Impression covers the roles related to the “impression” users receive when they see the product. This category includes roles for brand colors and for UI colors.

There are three brand color roles by priority: Primary, Secondary, and Tertiary. Primary shapes the product and brand impression and signals UI importance. Secondary and Tertiary are supportive and may not appear in every product.

UI color roles communicate the function of the UI and the result of interactions—such as “success,” “failure,” or “warning.” From the perspective of the impression they give users, we group them into Positive, Negative, and Notice. While there are six subcategories within Impression, Primary and Positive often point to the same color, and you do not need to assign a different color to each.

Even when they ultimately point to the same color, separating the roles makes design tokens more resilient to change.

Foreground and background colors

Impression tokens are used across many UI components, starting with Buttons. A key concept is separating tokens by foreground/background and by color area. For example, the design tokens fulfilling the Primary role are these four (partial token names shown):

  1. primary — text color and small-area backgrounds
  2. onPrimary — foreground color that sits on primary
  3. primaryContainer — large-area background color
  4. onPrimaryContainer — foreground color that sits on primaryContainer

primary token

Foreground colors use the prefix “on,” and large-area background colors use the suffix “Container.” All six Impression color roles follow this rule.

When designing accessible UIs, ensuring contrast between foreground and background is critical, and to adapt to context changes such as dark mode, you need separate tokens for foreground and background. Even for the same role, you often adjust lightness depending on color area. Negative, which is conventionally red, is a typical example. For these reasons, it is important to distinguish between tokens with “on” and “Container.”

container token

Component

Roles in Component shape the UI itself. Representative roles are Surface and Outline. Surface refers to default backgrounds and text colors—often using neutral colors. Key tokens for the Surface role are (partial names):

  1. surface — the base color, such as the site background or card backgrounds
  2. onSurface — the default text color on surface
  3. onSurfaceVariant — secondary text color on surface

Outline represents UI border colors and provides variations with different visual emphasis.

  1. outline — default border color
  2. outlineBright — brighter border color
  3. outlineDim — darker border color

component colors

Interaction

Roles in Interaction represent UI component state changes. There are three roles: Hovered, Selected, and Disabled.

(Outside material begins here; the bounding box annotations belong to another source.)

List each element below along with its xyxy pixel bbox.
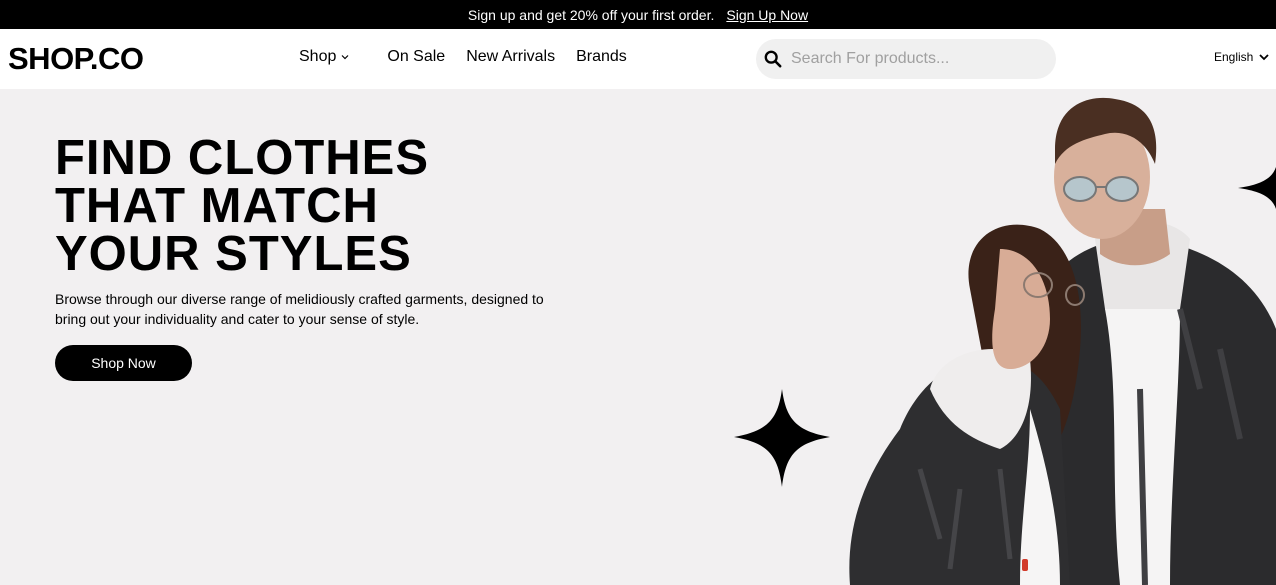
woman-figure — [849, 224, 1085, 585]
nav-on-sale[interactable]: On Sale — [387, 48, 445, 66]
sign-up-link[interactable]: Sign Up Now — [726, 7, 808, 23]
nav-shop[interactable]: Shop — [299, 48, 349, 66]
language-select[interactable]: English — [1214, 50, 1269, 64]
site-header: SHOP.CO Shop On Sale New Arrivals Brands… — [0, 29, 1276, 89]
main-nav: Shop On Sale New Arrivals Brands — [299, 48, 627, 66]
hero-description: Browse through our diverse range of meli… — [55, 291, 544, 327]
chevron-down-icon — [341, 55, 349, 60]
sparkle-star-icon — [734, 389, 830, 487]
language-label: English — [1214, 50, 1254, 64]
search-input[interactable] — [791, 50, 1041, 68]
hero-section: FIND CLOTHES THAT MATCH YOUR STYLES Brow… — [0, 89, 1276, 585]
nav-shop-label: Shop — [299, 48, 337, 65]
hero-title-line-1: FIND CLOTHES — [55, 131, 430, 185]
nav-new-arrivals[interactable]: New Arrivals — [466, 48, 555, 66]
sparkle-star-icon — [1238, 167, 1276, 209]
hero-title-line-2: THAT MATCH — [55, 179, 379, 233]
site-logo[interactable]: SHOP.CO — [8, 41, 144, 77]
hero-title-line-3: YOUR STYLES — [55, 227, 412, 281]
hero-image — [734, 97, 1276, 585]
nav-brands[interactable]: Brands — [576, 48, 627, 66]
shop-now-button[interactable]: Shop Now — [55, 345, 192, 381]
promo-bar: Sign up and get 20% off your first order… — [0, 0, 1276, 29]
search-bar[interactable] — [756, 39, 1056, 79]
hero-title: FIND CLOTHES THAT MATCH YOUR STYLES — [55, 131, 555, 281]
chevron-down-icon — [1259, 54, 1269, 61]
promo-text: Sign up and get 20% off your first order… — [467, 6, 715, 23]
search-icon — [764, 50, 782, 68]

Selected, which indicates a chosen state, and Disabled, which indicates inactivity, often use fixed colors (e.g., gray for Disabled), and Serendie Design System follows that pattern.

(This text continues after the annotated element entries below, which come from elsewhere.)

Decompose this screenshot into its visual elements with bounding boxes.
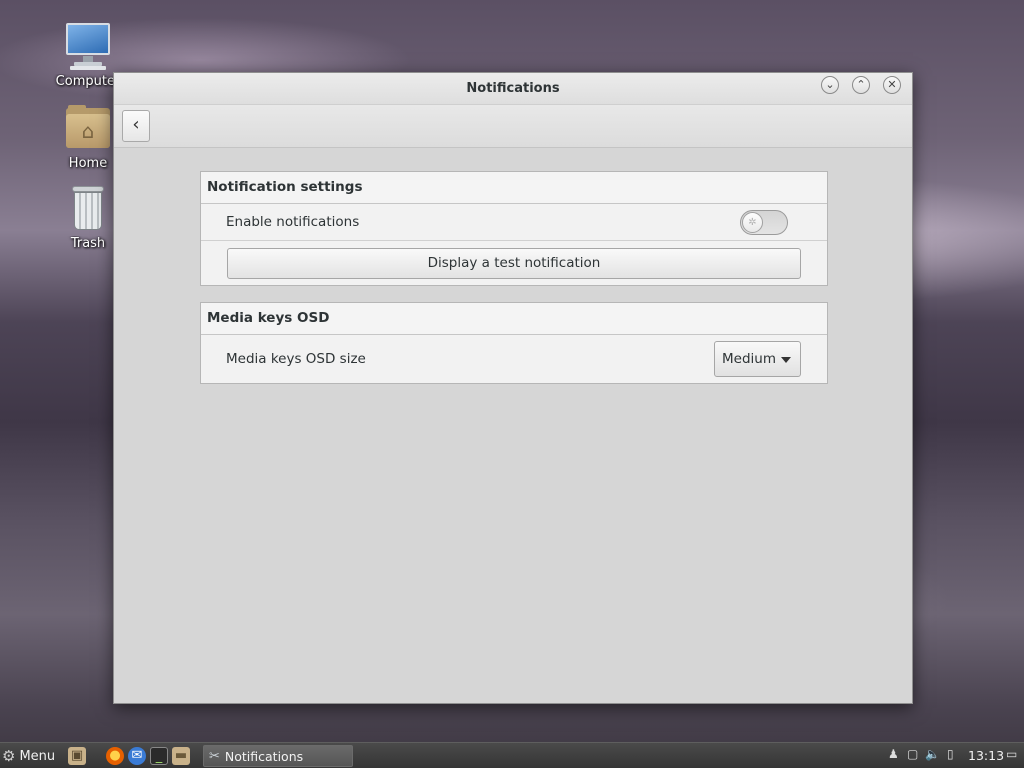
terminal-icon[interactable]: _ <box>150 747 168 765</box>
back-button[interactable]: ‹ <box>122 110 150 142</box>
menu-label: Menu <box>19 748 56 764</box>
dropdown-arrow-icon <box>781 357 791 363</box>
switch-knob-icon: ✲ <box>742 212 763 233</box>
firefox-icon[interactable]: ● <box>106 747 124 765</box>
enable-notifications-label: Enable notifications <box>226 214 360 230</box>
enable-notifications-switch[interactable]: ✲ <box>740 210 788 235</box>
notification-settings-frame: Notification settings Enable notificatio… <box>200 171 828 286</box>
thunderbird-icon[interactable]: ✉ <box>128 747 146 765</box>
window-titlebar[interactable]: Notifications ⌄ ⌃ ✕ <box>114 73 912 105</box>
settings-tools-icon: ✂ <box>209 748 220 764</box>
volume-icon[interactable]: 🔈 <box>925 747 940 761</box>
battery-icon[interactable]: ▯ <box>947 747 954 761</box>
task-label: Notifications <box>224 748 304 764</box>
media-keys-frame: Media keys OSD Media keys OSD size Mediu… <box>200 302 828 384</box>
header-toolbar: ‹ <box>114 105 912 148</box>
chevron-left-icon: ‹ <box>132 114 140 135</box>
chevron-up-icon: ⌃ <box>856 78 866 91</box>
gear-icon: ⚙ <box>2 747 16 765</box>
enable-notifications-row: Enable notifications ✲ <box>201 204 827 241</box>
user-icon[interactable]: ♟ <box>888 747 899 761</box>
notification-settings-heading: Notification settings <box>201 172 827 204</box>
computer-icon <box>64 22 112 70</box>
minimize-button[interactable]: ⌄ <box>821 76 839 94</box>
media-keys-size-dropdown[interactable]: Medium <box>714 341 801 377</box>
notifications-window: Notifications ⌄ ⌃ ✕ ‹ Notification setti… <box>113 72 913 704</box>
chevron-down-icon: ⌄ <box>825 78 835 91</box>
display-icon[interactable]: ▢ <box>907 747 918 761</box>
menu-button[interactable]: ⚙ Menu <box>2 746 55 766</box>
taskbar-task-notifications[interactable]: ✂ Notifications <box>203 745 353 767</box>
window-title: Notifications <box>466 81 560 96</box>
media-keys-size-row: Media keys OSD size Medium <box>201 335 827 383</box>
close-icon: ✕ <box>887 78 897 91</box>
test-notification-row: Display a test notification <box>201 241 827 285</box>
media-keys-size-value: Medium <box>722 351 776 367</box>
media-keys-size-label: Media keys OSD size <box>226 351 366 367</box>
show-desktop-icon[interactable]: ▣ <box>68 747 86 765</box>
maximize-button[interactable]: ⌃ <box>852 76 870 94</box>
trash-icon <box>64 184 112 232</box>
files-icon[interactable]: ▬ <box>172 747 190 765</box>
home-folder-icon: ⌂ <box>64 104 112 152</box>
media-keys-heading: Media keys OSD <box>201 303 827 335</box>
display-test-notification-button[interactable]: Display a test notification <box>227 248 801 279</box>
workspace-switcher-icon[interactable]: ▭ <box>1006 747 1017 761</box>
clock[interactable]: 13:13 <box>968 748 1004 763</box>
close-button[interactable]: ✕ <box>883 76 901 94</box>
taskbar: ⚙ Menu ▣ ● ✉ _ ▬ ✂ Notifications ♟ ▢ 🔈 ▯… <box>0 742 1024 768</box>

Hovered, on the other hand, cannot be defined as a single color because the hover color changes depending on the pre-hover color. In Serendie Design System, Hovered tokens point to semi-transparent colors (Transparency). Use these as state layers and overlay them on the component being hovered to express the hovered state.

References

States – Material Design 3

Color themes

Serendie Design System provides presets of the color roles introduced on this page as color themes. For details, see Theming.